Two explosions killed at least 12 people and injured upwards of 100 in the Gikomba Market area of Nairobi on 16th May. This occurred concurrently with the precautionary withdrawal by a number of tour operators of their clients after a UK Foreign Office warning against all but essential travel to Mombasa.
On 3rd May, four people were killed in a grenade attack on a bus at the Mwemebe Tayari terminal in Mombasa followed by the explosion of a small IED near to the Reef Hotel on Nyali beach which caused no casualties and little damage. On the 4th May three people lost their lives as a result of explosions on two buses travelling on the Thika Highway outside Nairobi.
Police intercepted a vehicle in Changamwe, Mombasa on 17 March containing two improvised explosive devices (IEDs). It has been reported reported that the devices would have been capable of bringing down a 10-storey building. Local reports suggest that the target may have been a significant government structure such as the bridge linking Mombasa to the mainland or a major tourist congregation area.
The perpetrators of the incidents last Friday are unconfirmed. Given the relative lack of sophistication of the devices, attention is being turned towards the local group the Muslim Youth Centre (also known as al-Hijra). Believed to be responsible for the suicide car bombing at a police station in Nairobi’s Pangani area last month, they may have received support from members of al-Shabab in their efforts to create client terrorist groups among Kenyan Muslims.
According to a source at Terra Firma Risk Management, recent warnings and attacks (including the Westgate attack) bring into relief the complex relationships between al -Qa’ida, al-Shabab and other regional Islamist groups.

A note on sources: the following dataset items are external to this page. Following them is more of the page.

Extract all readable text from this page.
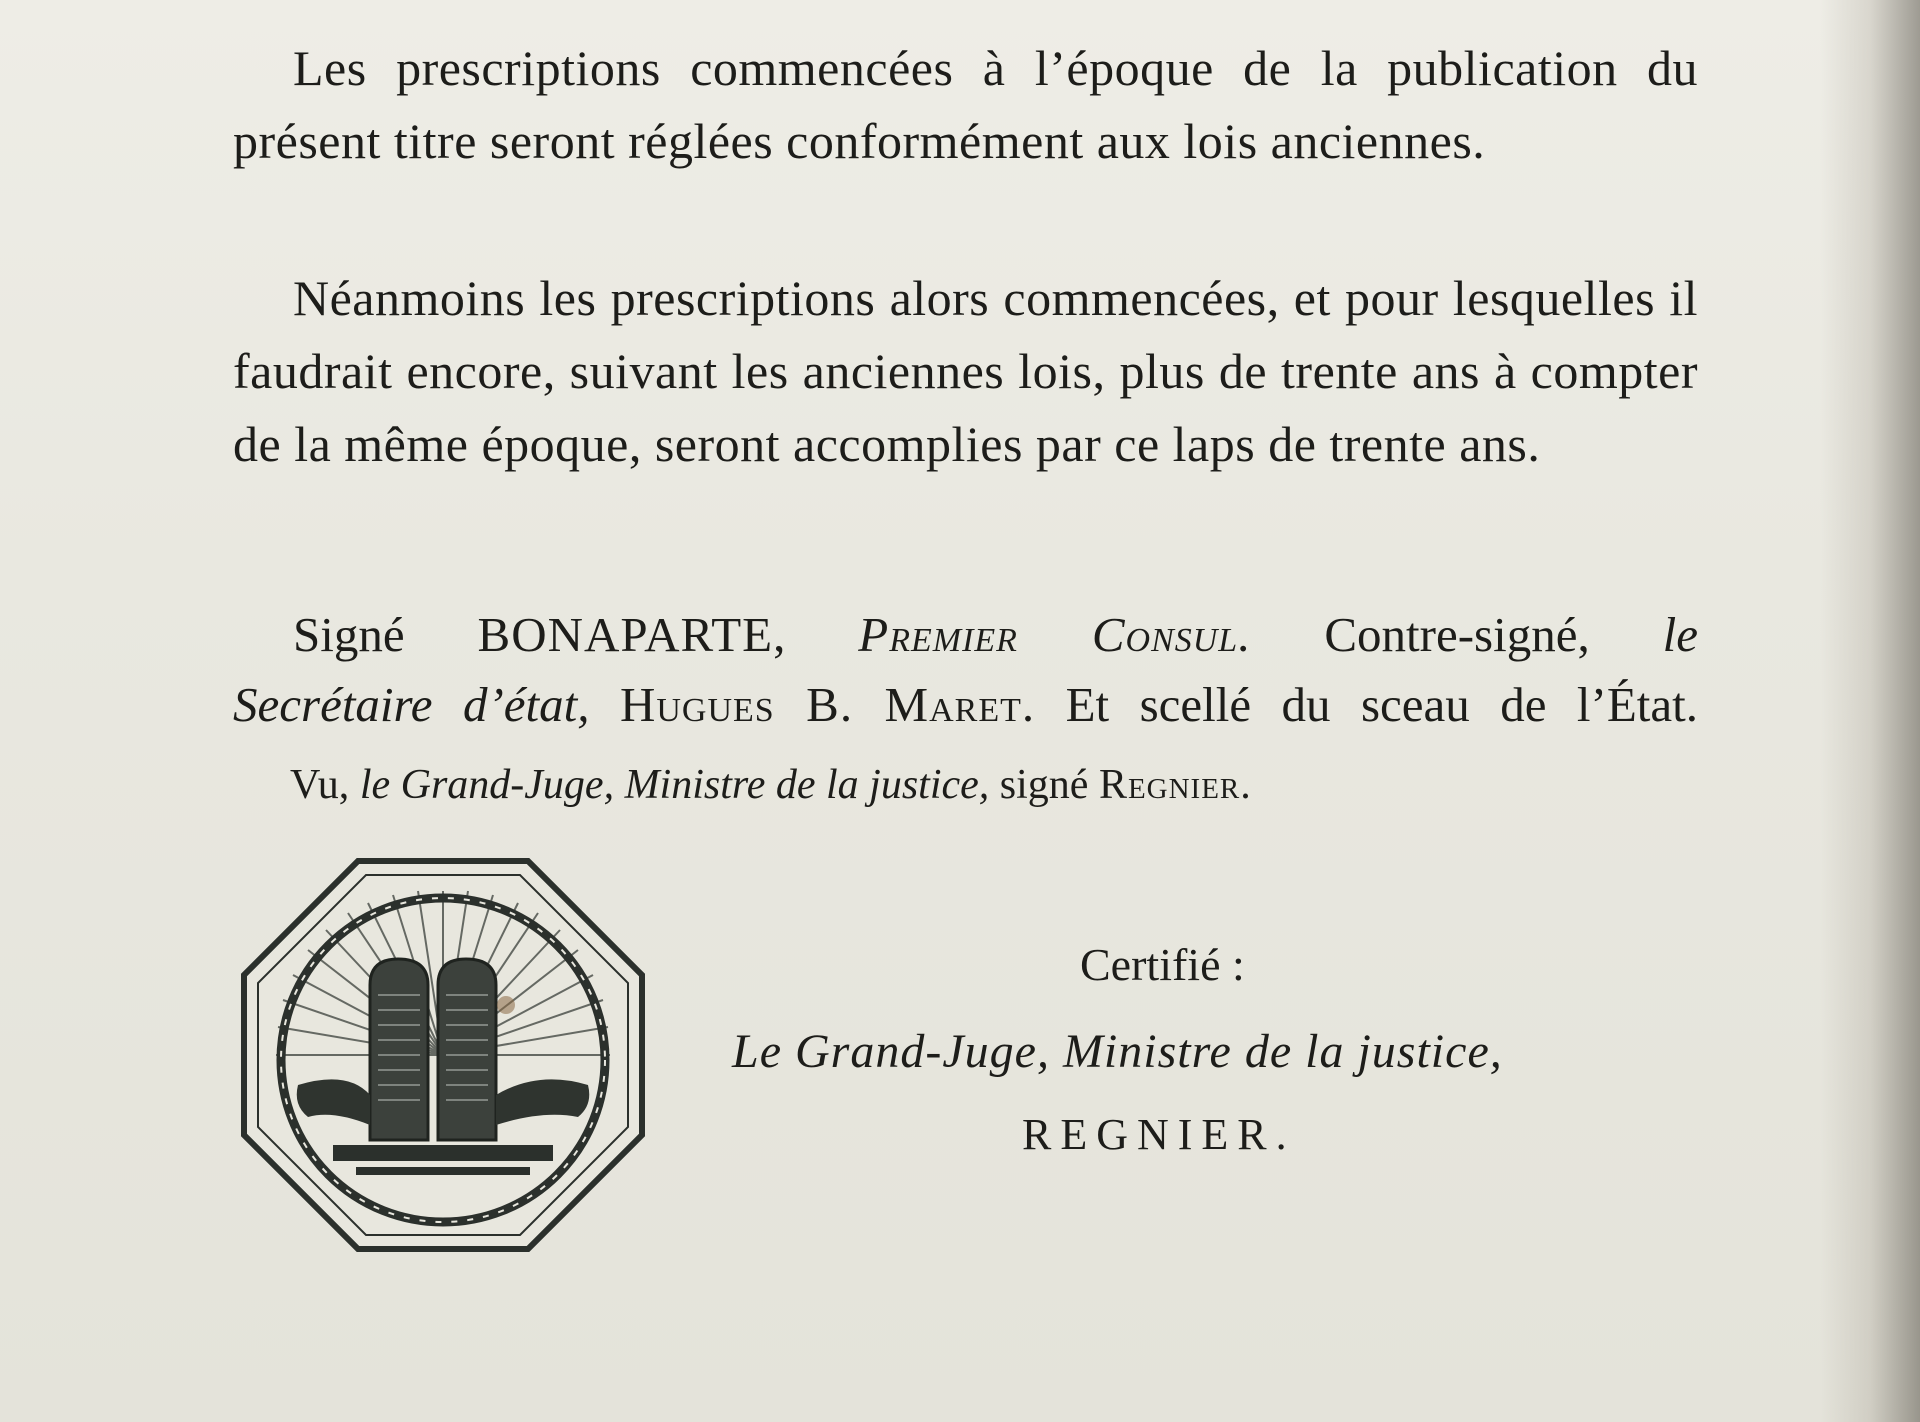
Les prescriptions commencées à l’époque de la publication du présent titre seront réglées conformément aux lois anciennes.

Néanmoins les prescriptions alors commencées, et pour lesquelles il faudrait encore, suivant les anciennes lois, plus de trente ans à compter de la même époque, seront accomplies par ce laps de trente ans.

Signé BONAPARTE, Premier Consul. Contre-signé, le
Secrétaire d’état, Hugues B. Maret. Et scellé du sceau de l’État.
Vu, le Grand-Juge, Ministre de la justice, signé Regnier.
Certifié :
Le Grand-Juge, Ministre de la justice,
REGNIER.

In other words, regional powers and the West may now have a bigger problem on their hands than simply the political and, military defeat of al-Shabab.

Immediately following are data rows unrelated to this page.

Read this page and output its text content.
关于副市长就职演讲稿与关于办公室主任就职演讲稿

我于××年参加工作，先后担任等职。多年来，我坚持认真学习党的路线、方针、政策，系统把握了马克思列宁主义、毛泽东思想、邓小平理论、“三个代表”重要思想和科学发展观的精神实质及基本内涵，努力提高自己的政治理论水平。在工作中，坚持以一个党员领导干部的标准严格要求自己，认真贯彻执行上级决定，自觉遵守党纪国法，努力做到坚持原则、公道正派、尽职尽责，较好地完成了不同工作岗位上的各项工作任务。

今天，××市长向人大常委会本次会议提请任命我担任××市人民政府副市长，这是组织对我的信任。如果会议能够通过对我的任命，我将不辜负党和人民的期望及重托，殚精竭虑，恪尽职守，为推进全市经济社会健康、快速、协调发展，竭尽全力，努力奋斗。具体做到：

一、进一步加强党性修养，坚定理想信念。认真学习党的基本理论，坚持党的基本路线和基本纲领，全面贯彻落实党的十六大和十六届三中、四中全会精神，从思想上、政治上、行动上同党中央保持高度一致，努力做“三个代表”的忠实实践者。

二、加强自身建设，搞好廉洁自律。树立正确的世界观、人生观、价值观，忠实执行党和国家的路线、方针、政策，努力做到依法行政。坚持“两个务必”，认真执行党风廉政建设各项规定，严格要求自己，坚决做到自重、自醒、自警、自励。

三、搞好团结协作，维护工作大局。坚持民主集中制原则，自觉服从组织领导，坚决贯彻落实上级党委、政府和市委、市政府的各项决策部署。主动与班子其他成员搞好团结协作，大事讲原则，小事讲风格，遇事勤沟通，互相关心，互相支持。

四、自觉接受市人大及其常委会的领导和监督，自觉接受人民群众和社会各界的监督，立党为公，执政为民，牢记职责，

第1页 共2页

This theory is to a significant extent borne out by Kenyan Intelligence reports covering the last three years that indicate a number of thwarted attacks being planned by others sanctioned by al-Qa’ida, (e.g. Al- Muhajirin) or as independents in similar cause.

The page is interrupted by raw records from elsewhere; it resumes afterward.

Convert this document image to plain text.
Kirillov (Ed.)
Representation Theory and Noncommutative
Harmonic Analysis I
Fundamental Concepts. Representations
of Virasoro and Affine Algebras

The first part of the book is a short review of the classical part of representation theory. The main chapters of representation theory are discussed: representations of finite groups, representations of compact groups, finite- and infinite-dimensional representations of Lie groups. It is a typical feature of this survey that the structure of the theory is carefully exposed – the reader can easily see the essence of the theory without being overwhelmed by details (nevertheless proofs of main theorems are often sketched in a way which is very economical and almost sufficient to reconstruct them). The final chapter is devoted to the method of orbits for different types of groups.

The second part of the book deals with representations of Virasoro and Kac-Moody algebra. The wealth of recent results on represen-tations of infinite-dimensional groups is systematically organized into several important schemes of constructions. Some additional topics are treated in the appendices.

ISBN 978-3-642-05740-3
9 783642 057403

Al- Shabab’s aggression in Kenya and the region is likely to intensify in response to certain Kenyan politicians’ calls for a withdrawal from Somalia. Attacks on locals or tourists will be fuelled by an increasing resentment of the mass arrests and the perceived targeting of Somali refugees and the Muslim population in general by the security forces. It is likely that Kenya will see a further deterioration in the security threat level before intelligence and security forces stabilise the situation.
The UK Foreign Office has extended its recommendation against all but essential travel to include Mombasa island, while the US has bolstered security at their embassy in Nairobi.
Given the sensitivity around the important Kenyan tourist industry, the FCO warning was confirmed at ministerial level. Travellers and those in the country should be aware of the high risk of further attacks in Nairobi, Mombasa, Wajir and Garissa counties, and should avoid crowded urban areas and public transport. There is also a raised risk of attacks against prominent hotels, restaurants and bars frequented by foreign nationals.